North America gets another solar eclipse.The peak spectacle on April 8 will last 4 minutes, 28 seconds in total darkness, double the 2017 U.S. solar eclipse.
The eclipse will pass Mexico's Pacific coast, Texas, Oklahoma, the Midwest, Mid-Atlantic, New England, and eastern Canada into the Atlantic.
44 million people, including 32 million Americans, reside within the 115-mile (185-kilometer) path of totality from Mazatlán, Mexico to Newfoundland, driving traffic for the must-see celestial event.
Moon will precisely align with Earth and sun, blocking sunlight. Moon shadows will diagonally darken North American colonies southwest to northeast in two hours.
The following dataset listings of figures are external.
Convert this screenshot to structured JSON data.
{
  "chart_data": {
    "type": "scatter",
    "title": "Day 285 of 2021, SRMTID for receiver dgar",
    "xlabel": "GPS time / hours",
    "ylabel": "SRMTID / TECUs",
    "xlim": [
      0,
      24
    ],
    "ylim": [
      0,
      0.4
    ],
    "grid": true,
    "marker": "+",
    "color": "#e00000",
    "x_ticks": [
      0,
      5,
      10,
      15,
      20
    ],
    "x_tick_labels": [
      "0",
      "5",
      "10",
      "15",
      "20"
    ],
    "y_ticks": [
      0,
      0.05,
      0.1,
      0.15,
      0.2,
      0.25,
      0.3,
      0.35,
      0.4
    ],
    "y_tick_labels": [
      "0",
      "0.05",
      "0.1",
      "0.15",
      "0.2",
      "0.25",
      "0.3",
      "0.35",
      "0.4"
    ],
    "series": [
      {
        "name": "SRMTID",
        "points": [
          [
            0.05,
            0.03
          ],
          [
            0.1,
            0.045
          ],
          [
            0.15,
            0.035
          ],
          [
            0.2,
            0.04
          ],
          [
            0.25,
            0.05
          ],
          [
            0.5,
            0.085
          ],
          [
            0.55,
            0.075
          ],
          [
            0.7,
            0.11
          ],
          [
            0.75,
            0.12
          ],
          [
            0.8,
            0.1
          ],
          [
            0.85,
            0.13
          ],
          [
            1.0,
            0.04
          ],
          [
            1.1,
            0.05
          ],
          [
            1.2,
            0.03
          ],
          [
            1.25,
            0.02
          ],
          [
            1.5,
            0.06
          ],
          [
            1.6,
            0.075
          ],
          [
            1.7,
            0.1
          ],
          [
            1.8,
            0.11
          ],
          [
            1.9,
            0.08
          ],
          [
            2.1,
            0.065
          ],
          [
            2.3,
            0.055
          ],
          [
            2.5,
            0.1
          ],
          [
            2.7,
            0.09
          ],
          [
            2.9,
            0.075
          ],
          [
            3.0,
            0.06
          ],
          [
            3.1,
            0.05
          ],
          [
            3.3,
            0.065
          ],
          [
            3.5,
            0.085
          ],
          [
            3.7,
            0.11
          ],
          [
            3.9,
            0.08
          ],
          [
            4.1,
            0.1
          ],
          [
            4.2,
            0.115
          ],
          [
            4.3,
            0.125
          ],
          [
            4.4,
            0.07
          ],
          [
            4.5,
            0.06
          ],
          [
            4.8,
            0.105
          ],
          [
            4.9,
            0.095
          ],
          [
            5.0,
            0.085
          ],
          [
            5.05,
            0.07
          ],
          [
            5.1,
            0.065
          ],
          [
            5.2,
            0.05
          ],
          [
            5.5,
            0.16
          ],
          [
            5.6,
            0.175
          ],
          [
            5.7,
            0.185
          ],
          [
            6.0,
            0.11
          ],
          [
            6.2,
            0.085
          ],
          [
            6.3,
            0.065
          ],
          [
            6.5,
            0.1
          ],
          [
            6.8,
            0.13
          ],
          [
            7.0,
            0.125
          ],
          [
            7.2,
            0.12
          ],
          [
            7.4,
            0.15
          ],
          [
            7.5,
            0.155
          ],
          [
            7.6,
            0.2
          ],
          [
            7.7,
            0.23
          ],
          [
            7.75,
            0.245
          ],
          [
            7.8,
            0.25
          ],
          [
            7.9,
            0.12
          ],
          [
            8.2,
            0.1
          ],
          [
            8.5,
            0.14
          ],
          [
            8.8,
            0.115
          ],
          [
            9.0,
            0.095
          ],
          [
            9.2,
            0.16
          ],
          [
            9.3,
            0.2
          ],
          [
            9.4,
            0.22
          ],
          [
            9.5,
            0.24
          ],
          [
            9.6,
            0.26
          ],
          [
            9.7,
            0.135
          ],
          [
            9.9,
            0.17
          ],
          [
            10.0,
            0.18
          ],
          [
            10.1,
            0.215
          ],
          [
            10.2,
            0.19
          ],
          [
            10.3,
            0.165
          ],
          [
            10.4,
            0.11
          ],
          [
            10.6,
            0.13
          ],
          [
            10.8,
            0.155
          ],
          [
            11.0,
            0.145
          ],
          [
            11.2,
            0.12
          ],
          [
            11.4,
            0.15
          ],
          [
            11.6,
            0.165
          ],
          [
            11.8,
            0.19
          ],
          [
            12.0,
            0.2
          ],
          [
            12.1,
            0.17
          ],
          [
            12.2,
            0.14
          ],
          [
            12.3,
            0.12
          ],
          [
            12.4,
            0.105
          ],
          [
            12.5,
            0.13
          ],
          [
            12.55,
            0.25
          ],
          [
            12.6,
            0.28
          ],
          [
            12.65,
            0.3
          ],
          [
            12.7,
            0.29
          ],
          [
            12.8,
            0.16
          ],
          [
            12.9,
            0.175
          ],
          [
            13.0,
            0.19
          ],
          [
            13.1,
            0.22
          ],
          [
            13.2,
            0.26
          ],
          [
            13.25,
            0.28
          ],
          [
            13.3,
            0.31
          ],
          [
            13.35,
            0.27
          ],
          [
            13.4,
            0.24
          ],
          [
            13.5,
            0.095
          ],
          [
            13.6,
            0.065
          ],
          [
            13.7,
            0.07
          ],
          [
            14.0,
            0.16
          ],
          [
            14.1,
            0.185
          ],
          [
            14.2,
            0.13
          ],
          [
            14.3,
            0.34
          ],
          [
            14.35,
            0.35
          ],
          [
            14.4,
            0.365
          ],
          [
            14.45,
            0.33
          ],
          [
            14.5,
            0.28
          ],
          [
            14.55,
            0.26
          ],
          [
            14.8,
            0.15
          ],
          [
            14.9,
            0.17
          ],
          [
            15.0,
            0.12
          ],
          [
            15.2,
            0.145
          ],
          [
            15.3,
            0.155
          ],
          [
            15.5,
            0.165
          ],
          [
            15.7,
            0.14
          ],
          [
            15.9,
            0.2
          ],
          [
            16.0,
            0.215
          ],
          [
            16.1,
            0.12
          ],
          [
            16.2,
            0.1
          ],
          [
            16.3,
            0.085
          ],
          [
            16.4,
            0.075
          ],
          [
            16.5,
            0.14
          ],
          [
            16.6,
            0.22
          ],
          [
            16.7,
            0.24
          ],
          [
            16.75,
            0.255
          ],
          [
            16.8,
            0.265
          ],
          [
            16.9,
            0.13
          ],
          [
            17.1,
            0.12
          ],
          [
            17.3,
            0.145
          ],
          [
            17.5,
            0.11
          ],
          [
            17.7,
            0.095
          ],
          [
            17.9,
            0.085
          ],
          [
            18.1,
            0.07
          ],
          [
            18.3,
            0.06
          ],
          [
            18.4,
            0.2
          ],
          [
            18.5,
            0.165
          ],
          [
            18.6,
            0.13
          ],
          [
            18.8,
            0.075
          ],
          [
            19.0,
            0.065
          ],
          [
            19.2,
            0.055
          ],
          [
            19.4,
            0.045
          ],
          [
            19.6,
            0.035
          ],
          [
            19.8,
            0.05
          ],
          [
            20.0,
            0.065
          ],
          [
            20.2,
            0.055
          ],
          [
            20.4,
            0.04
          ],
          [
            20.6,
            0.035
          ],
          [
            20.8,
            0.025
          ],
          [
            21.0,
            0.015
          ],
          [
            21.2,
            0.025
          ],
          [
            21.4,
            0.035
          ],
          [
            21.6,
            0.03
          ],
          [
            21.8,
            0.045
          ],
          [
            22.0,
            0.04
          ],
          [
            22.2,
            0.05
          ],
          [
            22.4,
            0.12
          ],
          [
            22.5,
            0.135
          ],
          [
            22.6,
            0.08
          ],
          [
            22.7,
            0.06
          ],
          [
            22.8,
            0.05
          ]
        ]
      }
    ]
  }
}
Though Tennessee and Michigan will hardly participate, 15 states will.Most eclipse spectators were in Dallas, Little Rock, Indianapolis, Cleveland, Buffalo, and Montreal.
No front row? No issue. Most of the continent can see partial eclipses. Moon sun bite decreases with distance from totality. The outermost U.S. cities, Seattle and Portland, absorb one-third of the sun.
Close moonlight extends sun-blocked darkness.The moon and Earth will average 93 million miles (150 million kilometers) from the sun that day.
A closer moon and distant sun extend totality to 7 1/2 minutes. African totality last exceeded seven minutes in 1973. Nothing like that will happen over the Pacific until 2150.
Full solar eclipses occur every two or three years in distant areas like the South Pacific or Antarctic. Iceland, Spain, and northern Greenland will see the 2026 complete solar eclipse.
Alaska is the only North American totality site in 2033. Only Western Canada, Montana, and North Dakota will see totality until 2044.No more US coast-to-coast eclipses until 2045. Cape Canaveral to North California.
NASA's Korreck claimed totality returns after 400–1,000 years, unlike Carbondale, Illinois, where the 2017 and 2024 eclipses occurred.